At Tops, we support children to learn and develop and expose them to the realities of the world in which they will live, for example, we use glasses and crockery for meals and children are able to learn to use real tools under supervision. This is a world not free from risk but rather one where risk is ever-present. The opportunity for play develops a child’s risk awareness and prepares them for their future lives, reducing more major injuries and dangerous risk-taking later by allowing minor bumps today.
We also understand that your children need and want to take some risks when they play. We aim to respond to these needs and interests by offering the children a stimulating and challenging environment where they can explore and learn. Children learn resilience, persistence and about their own bodies by trying, falling or failing, and being encouraged to try again.
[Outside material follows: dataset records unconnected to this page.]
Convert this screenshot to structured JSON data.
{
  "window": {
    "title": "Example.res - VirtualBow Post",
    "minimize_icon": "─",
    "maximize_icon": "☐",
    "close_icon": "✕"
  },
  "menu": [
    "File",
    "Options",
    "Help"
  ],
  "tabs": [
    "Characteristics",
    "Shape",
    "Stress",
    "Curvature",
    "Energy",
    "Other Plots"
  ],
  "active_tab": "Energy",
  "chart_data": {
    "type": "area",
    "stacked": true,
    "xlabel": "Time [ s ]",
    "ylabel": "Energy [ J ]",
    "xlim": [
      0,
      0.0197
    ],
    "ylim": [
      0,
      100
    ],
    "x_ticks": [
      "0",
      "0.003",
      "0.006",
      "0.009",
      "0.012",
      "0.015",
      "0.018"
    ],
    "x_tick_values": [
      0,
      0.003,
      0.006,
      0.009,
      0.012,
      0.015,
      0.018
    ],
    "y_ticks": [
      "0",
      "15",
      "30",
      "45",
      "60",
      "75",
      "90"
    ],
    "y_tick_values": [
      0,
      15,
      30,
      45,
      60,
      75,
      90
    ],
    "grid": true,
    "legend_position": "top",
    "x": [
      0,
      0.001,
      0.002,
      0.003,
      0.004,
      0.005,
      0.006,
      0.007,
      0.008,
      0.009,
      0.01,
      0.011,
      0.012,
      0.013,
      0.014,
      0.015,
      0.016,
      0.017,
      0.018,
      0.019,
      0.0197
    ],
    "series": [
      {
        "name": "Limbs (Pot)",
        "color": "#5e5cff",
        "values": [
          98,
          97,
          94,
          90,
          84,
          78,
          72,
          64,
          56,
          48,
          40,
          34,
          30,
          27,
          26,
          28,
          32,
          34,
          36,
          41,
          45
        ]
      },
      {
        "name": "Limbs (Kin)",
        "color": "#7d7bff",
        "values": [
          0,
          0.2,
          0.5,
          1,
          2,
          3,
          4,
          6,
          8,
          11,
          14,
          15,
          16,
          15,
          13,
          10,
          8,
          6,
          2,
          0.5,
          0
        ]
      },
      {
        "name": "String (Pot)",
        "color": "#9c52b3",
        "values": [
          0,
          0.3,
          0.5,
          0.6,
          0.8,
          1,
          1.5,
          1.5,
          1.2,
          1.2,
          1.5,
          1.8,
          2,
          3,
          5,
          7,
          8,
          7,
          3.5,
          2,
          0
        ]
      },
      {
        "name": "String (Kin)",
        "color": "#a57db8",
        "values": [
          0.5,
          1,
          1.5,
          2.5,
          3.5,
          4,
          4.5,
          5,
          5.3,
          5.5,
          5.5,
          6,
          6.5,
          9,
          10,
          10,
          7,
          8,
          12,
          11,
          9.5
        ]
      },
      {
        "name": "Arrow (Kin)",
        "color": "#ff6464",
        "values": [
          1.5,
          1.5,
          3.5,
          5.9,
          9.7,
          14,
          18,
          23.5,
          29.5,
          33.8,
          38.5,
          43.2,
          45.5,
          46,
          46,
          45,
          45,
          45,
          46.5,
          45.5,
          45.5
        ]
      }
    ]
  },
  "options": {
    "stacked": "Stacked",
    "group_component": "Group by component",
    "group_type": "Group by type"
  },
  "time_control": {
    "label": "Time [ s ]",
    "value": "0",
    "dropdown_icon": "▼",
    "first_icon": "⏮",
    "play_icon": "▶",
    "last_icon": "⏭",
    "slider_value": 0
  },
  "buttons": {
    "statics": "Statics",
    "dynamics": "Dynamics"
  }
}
At Tops Forest School, children are given the opportunity to use bow saws, build shelters, cross rivers and more. Everyday risks children may take could include climbing a tree, jumping over a small stream, den building and much more.
When children are allowed to engage freely in adventurous play they quickly learn to assess their own skills and match them to the demands of the environment. If unsuccessful the first time, they tend to be resilient and rebound quickly; either trying again and again until they master the situation or wisely avoid it, whichever they choose is the best decision.
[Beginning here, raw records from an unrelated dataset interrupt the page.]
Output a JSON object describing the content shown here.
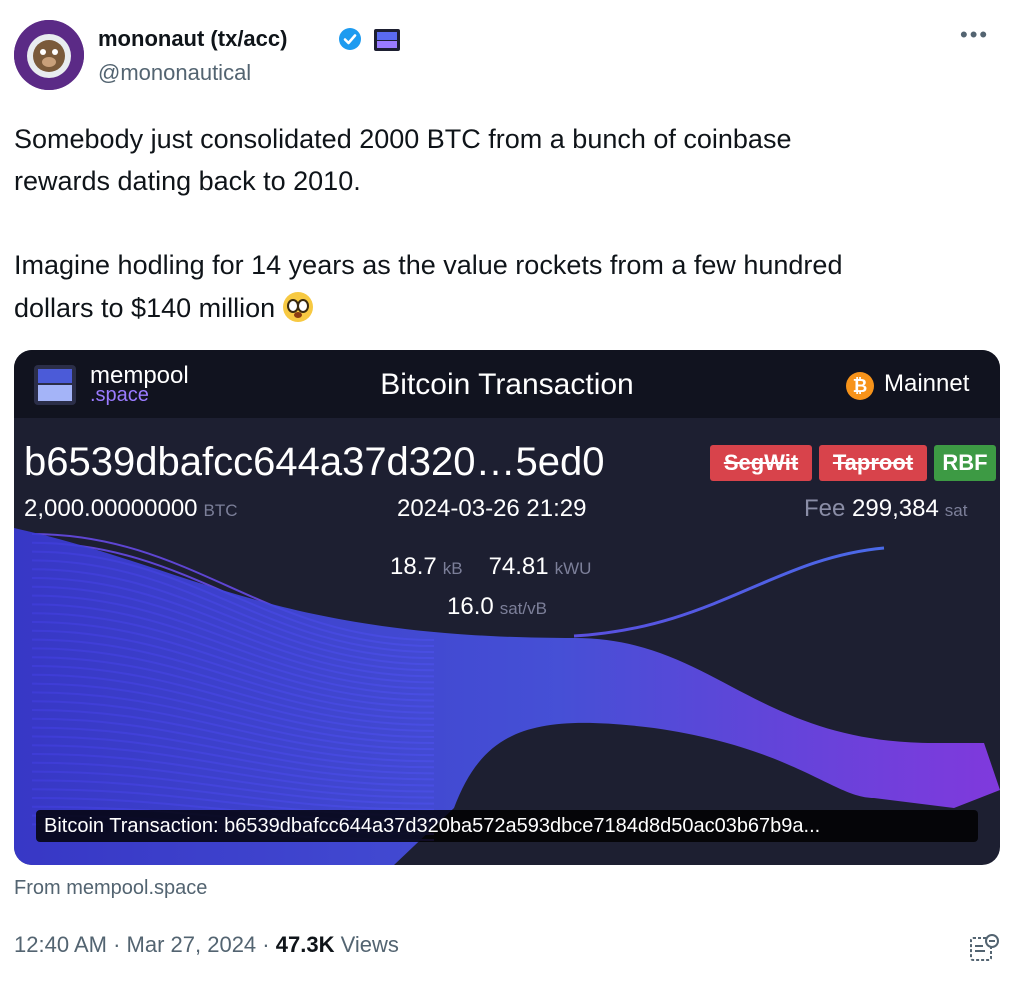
{
  "author": {
    "display_name": "mononaut (tx/acc)",
    "handle": "@mononautical",
    "avatar_icon": "astronaut-monkey-avatar",
    "verified_icon": "verified-badge-icon",
    "affiliate_icon": "mempool-logo-icon"
  },
  "tweet": {
    "line1": "Somebody just consolidated 2000 BTC from a bunch of coinbase",
    "line2": "rewards dating back to 2010.",
    "line3": "Imagine hodling for 14 years as the value rockets from a few hundred",
    "line4": "dollars to $140 million",
    "emoji": "flushed-face-emoji"
  },
  "card": {
    "logo_line1": "mempool",
    "logo_line2": ".space",
    "title": "Bitcoin Transaction",
    "network": "Mainnet",
    "network_icon": "₿",
    "txid_short": "b6539dbafcc644a37d320…5ed0",
    "badges": {
      "segwit": "SegWit",
      "taproot": "Taproot",
      "rbf": "RBF"
    },
    "amount": "2,000.00000000",
    "amount_unit": "BTC",
    "datetime": "2024-03-26 21:29",
    "fee_label": "Fee",
    "fee_value": "299,384",
    "fee_unit": "sat",
    "size": "18.7",
    "size_unit": "kB",
    "weight": "74.81",
    "weight_unit": "kWU",
    "feerate": "16.0",
    "feerate_unit": "sat/vB",
    "caption": "Bitcoin Transaction: b6539dbafcc644a37d320ba572a593dbce7184d8d50ac03b67b9a...",
    "colors": {
      "flow_start": "#3a3ad6",
      "flow_mid": "#4a55e8",
      "flow_end": "#8b3cf0",
      "bg": "#1d1f31"
    }
  },
  "footer": {
    "source": "From mempool.space",
    "time": "12:40 AM",
    "separator": "·",
    "date": "Mar 27, 2024",
    "views_count": "47.3K",
    "views_label": "Views"
  }
}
If children aren’t encouraged to take risks they won’t be able to practice risk-assessment, a trait that will be used throughout their life. This could lead to children being timid and reluctant to try new things.
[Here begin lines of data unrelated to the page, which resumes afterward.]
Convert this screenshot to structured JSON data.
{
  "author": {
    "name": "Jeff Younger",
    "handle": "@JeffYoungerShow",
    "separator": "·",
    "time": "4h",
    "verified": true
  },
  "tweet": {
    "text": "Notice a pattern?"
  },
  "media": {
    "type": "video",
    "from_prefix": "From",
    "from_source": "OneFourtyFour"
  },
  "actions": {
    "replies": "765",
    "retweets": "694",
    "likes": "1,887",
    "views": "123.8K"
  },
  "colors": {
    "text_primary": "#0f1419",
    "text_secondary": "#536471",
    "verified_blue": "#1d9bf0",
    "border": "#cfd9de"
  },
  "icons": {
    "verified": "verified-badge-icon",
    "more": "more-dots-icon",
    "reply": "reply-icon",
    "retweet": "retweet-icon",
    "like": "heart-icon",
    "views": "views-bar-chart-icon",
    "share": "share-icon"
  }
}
To be able to allow children to play in an environment, the staff members have to distinguish acceptable and unacceptable risks by considering the following:
- The likeliness and severity of harm
- The benefits, rewards or outcomes of the activity
- Identifying who needs a greater challenge or specific support
- Establish the benefits of risk taking
When establishing the benefits rewards and outcomes of an activity, staff weigh up the positives as well as negatives of a risk. By doing this, we are able to provide managed risks that are engaging, developmentally appropriate and beneficial for children of all ages.